Pennsylvania Politics -- The Primary Post-Mortem

Terry Madonna and Michael Young take a look at the results of Pennsylvania's Primary elections in which a number of luminaries were forced into early retirement. What does it mean?

Well, for one thing, the voters are really pissed. [duh!]

The Republican Party is split between moderates and conservative. [double duh!!]

A small, but very committed reform coalition is taking shape.
Yet to congeal into a coordinated platform, its elements include reducing the size of the legislature, term limits, lobbyist registration, campaign finance reform, reigning in the power, pay and perks of lawmakers, and calling a state constitutional convention to overhaul dramatically the entire state government.
(interesting, but at this point not very important).

The reform movement is geographically localized in rural areas of the mid-state and southeast and is concentrated in the Republican electorate. [This I can testify to from personal experience.

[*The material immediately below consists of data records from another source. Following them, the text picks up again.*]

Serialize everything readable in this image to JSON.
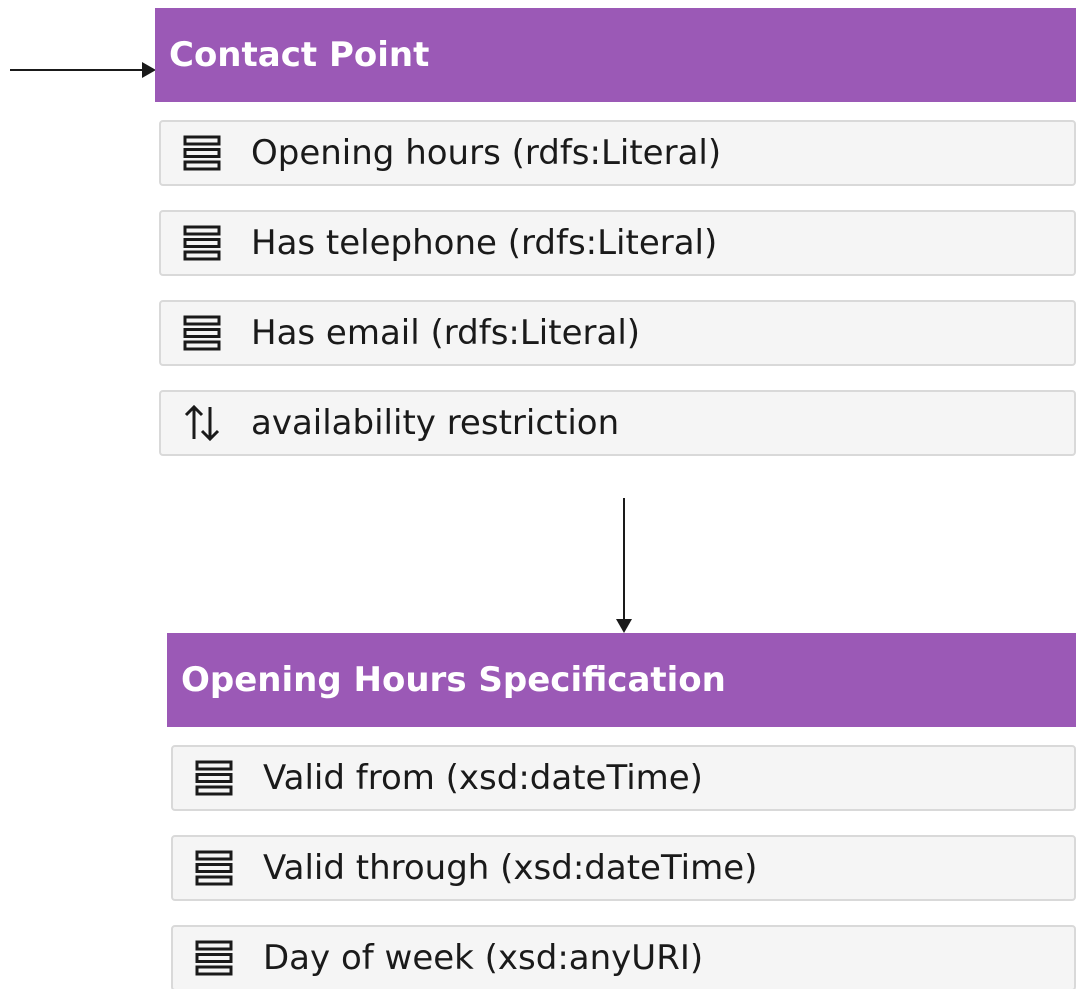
{
  "entities": [
    {
      "title": "Contact Point",
      "properties": [
        {
          "icon": "list-lines-icon",
          "label": "Opening hours (rdfs:Literal)"
        },
        {
          "icon": "list-lines-icon",
          "label": "Has telephone (rdfs:Literal)"
        },
        {
          "icon": "list-lines-icon",
          "label": "Has email (rdfs:Literal)"
        },
        {
          "icon": "up-down-arrows-icon",
          "label": "availability restriction"
        }
      ]
    },
    {
      "title": "Opening Hours Specification",
      "properties": [
        {
          "icon": "list-lines-icon",
          "label": "Valid from (xsd:dateTime)"
        },
        {
          "icon": "list-lines-icon",
          "label": "Valid through (xsd:dateTime)"
        },
        {
          "icon": "list-lines-icon",
          "label": "Day of week (xsd:anyURI)"
        }
      ]
    }
  ],
  "colors": {
    "header": "#9b59b6",
    "header_text": "#ffffff",
    "property_bg": "#f5f5f5",
    "property_border": "#d9d9d9",
    "connector": "#1a1a1a"
  }
}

I live in that region and the anger against both the Democrats and the Republican leadership is palpable.]

The Pennsylvania legislature is going to swing rightward after the fall elections. [Yep! Most of the successful challengers are conservative Republicans and that's going to have an impact.]

Read it here.

To add my own personal prediction. At long last we will get some property tax relief [YAY!]. Now if we could only get Maryland to do the same.